Ofegus Theatre’s Daylight Robbery at Smock Alley Theatre is one such show. It isn’t the usual damsels in distress marrying princes though. As well as witches and villains there are karate-chopping fairies and high-fiving spies.
Set in the kingdom of Enchantasia, the title hints at the fact that the sun has been stolen. It’s up to Wendy Witch (the effervescent Niamh Hogan) and her motley royal crew to venture through the Ferocious Forest to Earthcrux. Here they will face the terrifying Empress Incandescence (a convincing Emily Elphinstone), her minions and Wendy’s evil sister Wily Witch.
The brick walled space with balconies and arched windows lends itself perfectly to a fairy-tale production. There are no special effects and the scene changes are indicated simply by a swathe of gold fabric, or fairy lights. Most actors play two characters seamlessly. In fact, my kids wanted to know where everyone was for the final bow and couldn’t believe they were doubling up. They mightn’t be very bright though.
The highlight is undoubtedly Fairy Christmas (the fantastic, show-stealing Amy Flood) wiping out the minions with her high kicks and punches, all the time denouncing violence. There’s something for everyone, with hints of the ass-kicking fairy in Scrooged, Harry Potter spells, Hogan’s perfect Chitty Chitty Bang Bang clockwork doll and even Lord of the Rings when Incandescent says she will summon her orc and goblin armies. It is a refreshingly original show though and Leslie Lalor’s tight direction and clever script are complimented by the music, lighting and beautiful costumes.
Special kudos to Stephen Gorman who was so charismatic in the potentially dry role of General Strike . Liam McCarthy was hamtastic as the Prince/Duke and Sinead Heavin (Wily Witch) and Niall Bruton (General Amnesty) were effortlessly cool. Esther Seuss made the most of the watery Princess.
I set up a theatre company with friends many moons ago and it’s no mean feat. On the basis of this production, these young, enthusiastic performers should be commended. They’re playing a blinder on a shoestring budget with the toughest audiences around- kids.

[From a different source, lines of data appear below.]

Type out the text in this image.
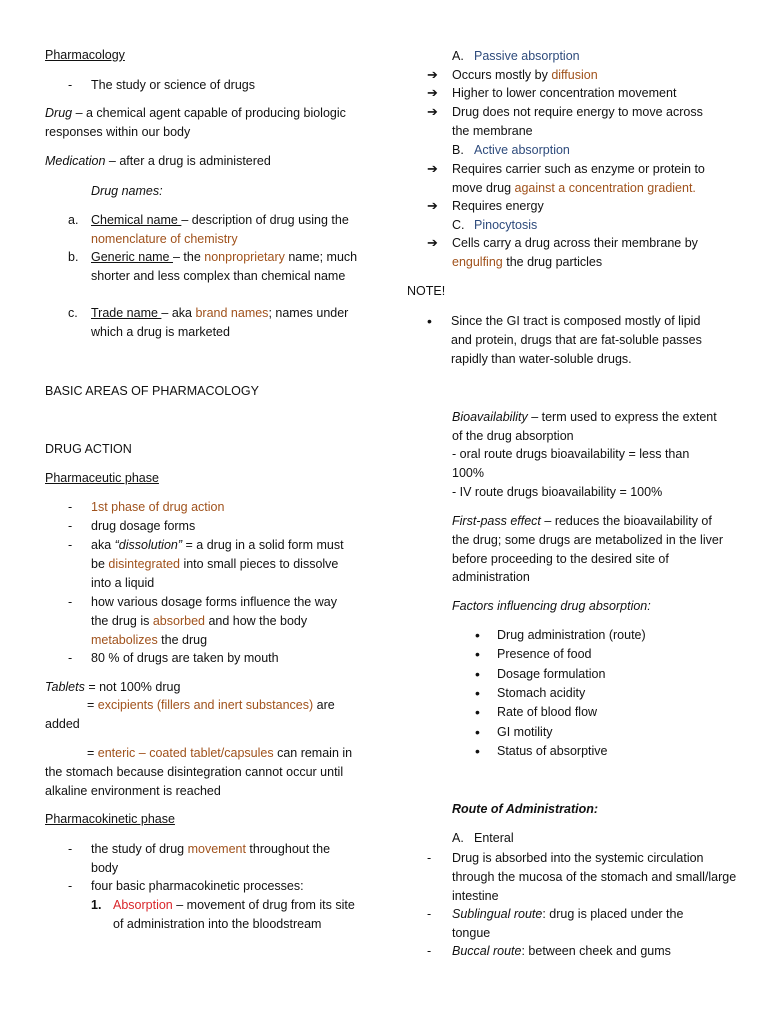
Pharmacology
-	The study or science of drugs
Drug – a chemical agent capable of producing biologic responses within our body
Medication – after a drug is administered
Drug names:
a. Chemical name – description of drug using the nomenclature of chemistry
b. Generic name – the nonproprietary name; much shorter and less complex than chemical name
c. Trade name – aka brand names; names under which a drug is marketed
BASIC AREAS OF PHARMACOLOGY
DRUG ACTION
Pharmaceutic phase
-	1st phase of drug action
-	drug dosage forms
-	aka “dissolution” = a drug in a solid form must be disintegrated into small pieces to dissolve into a liquid
-	how various dosage forms influence the way the drug is absorbed and how the body metabolizes the drug
-	80 % of drugs are taken by mouth
Tablets = not 100% drug
= excipients (fillers and inert substances) are added
= enteric – coated tablet/capsules can remain in the stomach because disintegration cannot occur until alkaline environment is reached
Pharmacokinetic phase
-	the study of drug movement throughout the body
-	four basic pharmacokinetic processes:
1. Absorption – movement of drug from its site of administration into the bloodstream
A. Passive absorption
➔ Occurs mostly by diffusion
➔ Higher to lower concentration movement
➔ Drug does not require energy to move across the membrane
B. Active absorption
➔ Requires carrier such as enzyme or protein to move drug against a concentration gradient.
➔ Requires energy
C. Pinocytosis
➔ Cells carry a drug across their membrane by engulfing the drug particles
NOTE!
• Since the GI tract is composed mostly of lipid and protein, drugs that are fat-soluble passes rapidly than water-soluble drugs.
Bioavailability – term used to express the extent of the drug absorption
- oral route drugs bioavailability = less than 100%
- IV route drugs bioavailability = 100%
First-pass effect – reduces the bioavailability of the drug; some drugs are metabolized in the liver before proceeding to the desired site of administration
Factors influencing drug absorption:
• Drug administration (route)
• Presence of food
• Dosage formulation
• Stomach acidity
• Rate of blood flow
• GI motility
• Status of absorptive
Route of Administration:
A. Enteral
-	Drug is absorbed into the systemic circulation through the mucosa of the stomach and small/large intestine
-	Sublingual route: drug is placed under the tongue
-	Buccal route: between cheek and gums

The cast invited children up to meet them afterwards, and the Ofegus’ website – the word has no meaning – carries interviews in character. They’re very clear on what theatre should be: “A place of imagination and invention. We want our young audiences to learn to use their imaginations, broaden their horizons and believe that anything is possible.”
And the best part is, no one forces you to get up and sing Gangnam Style.